Our first blog post, describing the launch of the 10k Salmonella Genomes Project.

Jay Hinton (University of Liverpool) and Neil Hall (Earlham Institute) have won financing from the RCUK Global Challenge Research Fund. This grant pays for the sequencing and basic bioinformatic analysis of 10,000 Salmonella genomes of Salmonella isolates from a range of developing countries in Africa and Latin America, including Colombia, Costa Rica, Gambia, Malawi, Mexico, South Africa and Uganda.
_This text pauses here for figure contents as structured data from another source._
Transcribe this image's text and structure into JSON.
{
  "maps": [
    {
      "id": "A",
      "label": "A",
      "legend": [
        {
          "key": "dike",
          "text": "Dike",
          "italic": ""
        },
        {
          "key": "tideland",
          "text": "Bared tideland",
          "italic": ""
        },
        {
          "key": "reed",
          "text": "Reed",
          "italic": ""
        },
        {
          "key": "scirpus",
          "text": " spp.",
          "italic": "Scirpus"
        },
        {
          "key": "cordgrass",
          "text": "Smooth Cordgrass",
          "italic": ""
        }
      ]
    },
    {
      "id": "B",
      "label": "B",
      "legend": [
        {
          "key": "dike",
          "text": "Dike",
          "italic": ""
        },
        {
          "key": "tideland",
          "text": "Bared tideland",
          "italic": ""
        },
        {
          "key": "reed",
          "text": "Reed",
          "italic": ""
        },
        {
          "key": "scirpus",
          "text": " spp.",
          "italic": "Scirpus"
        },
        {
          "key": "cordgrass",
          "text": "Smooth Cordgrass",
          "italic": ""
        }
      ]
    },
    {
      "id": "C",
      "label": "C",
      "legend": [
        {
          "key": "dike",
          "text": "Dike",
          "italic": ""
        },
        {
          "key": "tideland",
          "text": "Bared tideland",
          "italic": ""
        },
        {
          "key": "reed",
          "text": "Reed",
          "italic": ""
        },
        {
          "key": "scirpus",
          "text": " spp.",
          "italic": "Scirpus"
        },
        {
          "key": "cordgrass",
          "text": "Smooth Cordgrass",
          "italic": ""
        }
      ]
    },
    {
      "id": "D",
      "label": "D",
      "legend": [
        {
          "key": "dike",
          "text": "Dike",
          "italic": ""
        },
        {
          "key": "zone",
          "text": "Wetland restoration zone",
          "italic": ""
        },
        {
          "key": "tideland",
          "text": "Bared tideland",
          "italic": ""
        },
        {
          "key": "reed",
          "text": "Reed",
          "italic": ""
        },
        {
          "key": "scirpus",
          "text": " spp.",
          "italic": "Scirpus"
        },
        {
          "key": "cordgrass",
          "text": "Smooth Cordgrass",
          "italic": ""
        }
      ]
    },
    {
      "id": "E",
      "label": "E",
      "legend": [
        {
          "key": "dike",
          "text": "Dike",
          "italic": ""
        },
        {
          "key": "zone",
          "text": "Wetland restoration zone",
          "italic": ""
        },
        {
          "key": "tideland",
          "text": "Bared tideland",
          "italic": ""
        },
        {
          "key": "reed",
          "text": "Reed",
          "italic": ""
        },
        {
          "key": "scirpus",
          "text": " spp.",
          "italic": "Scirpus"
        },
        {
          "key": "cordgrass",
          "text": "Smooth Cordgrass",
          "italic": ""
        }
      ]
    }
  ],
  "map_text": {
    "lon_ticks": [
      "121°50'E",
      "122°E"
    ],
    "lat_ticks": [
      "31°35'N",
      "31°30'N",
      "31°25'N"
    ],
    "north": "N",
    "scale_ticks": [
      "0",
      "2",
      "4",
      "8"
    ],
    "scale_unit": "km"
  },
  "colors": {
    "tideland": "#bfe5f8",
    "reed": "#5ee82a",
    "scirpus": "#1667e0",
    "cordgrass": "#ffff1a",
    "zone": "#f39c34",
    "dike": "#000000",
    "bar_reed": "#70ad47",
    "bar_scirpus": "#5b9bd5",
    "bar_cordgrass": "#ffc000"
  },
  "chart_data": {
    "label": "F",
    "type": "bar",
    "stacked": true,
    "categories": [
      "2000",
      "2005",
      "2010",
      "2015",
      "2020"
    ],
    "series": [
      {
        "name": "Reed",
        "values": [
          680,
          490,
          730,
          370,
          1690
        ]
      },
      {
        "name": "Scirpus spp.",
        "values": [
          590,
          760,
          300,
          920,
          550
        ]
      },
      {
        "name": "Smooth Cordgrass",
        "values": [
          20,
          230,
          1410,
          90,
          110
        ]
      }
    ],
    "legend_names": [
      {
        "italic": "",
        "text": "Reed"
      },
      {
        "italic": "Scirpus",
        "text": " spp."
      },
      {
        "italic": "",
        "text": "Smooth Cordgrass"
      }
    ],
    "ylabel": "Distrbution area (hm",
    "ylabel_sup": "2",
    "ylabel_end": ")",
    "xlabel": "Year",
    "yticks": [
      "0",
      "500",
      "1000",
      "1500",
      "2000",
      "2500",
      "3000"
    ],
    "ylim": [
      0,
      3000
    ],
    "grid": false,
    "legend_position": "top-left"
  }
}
The 10,000 Salmonella genomes project is designed to generate information relevant to the epidemiology, drug resistance and virulence factors of Salmonellae using a whole-genome sequencing approach. We are interested in identifying representative strains using a combination of core genome-based phylogenetics, identification of antibiotic resistance genes and comparisons of the accessory genome (particularly plasmids and phages). Ultimately, we will select individual strains that represent the diversity and clinical repertoire of invasive non-typhoidal Salmonella, and we will use a functional genomic approach to identify novel iNTS virulence factors (funded by a Wellcome Trust Senior Investigator award to Jay Hinton).

We are using a collaborative open-access philosophy to maximise the value of the sequence data generated by this genome project to the worldwide Salmonella research community. Assembled genome sequences will become publically available about 1-year after sequencing. Our collaborator’s metadata will remain private until publication, but please contact Jay Hinton if you might be interested in collaborating on the bioinformatic analysis of certain Salmonella genomes.

DNA sequencing is carried out with the innovative low-input sequencing pipeline at the Earlham Institute. This automated approach allows the genome sequences to be generated relatively fast. The Illumina short read data will be used to produce genome assemblies at the Earlham Institute. With assistance from our colleagues at Enterobase, collaborators will be provided with information about the serotype and sequence type of each Salmonella isolate, as well as basic phylogenetic information. Subsequently, detailed phylogenomic and accessory genome analysis will be a labour-intensive task that will require a collaborative effort that is likely to take several years.

To be eligible for this study, Salmonella isolates are sourced from developing countries on the DAC list of Official Development Assistance (ODA) recipients. We are requesting collaborators to provide Salmonella isolates with metadata, such as geographical origin, body site (stool/blood culture, etc.), age/sex of the patient, etc. For comparative purposes, we accepted a small numbers of additional Salmonella isolates from the environment, animals or food in developing countries.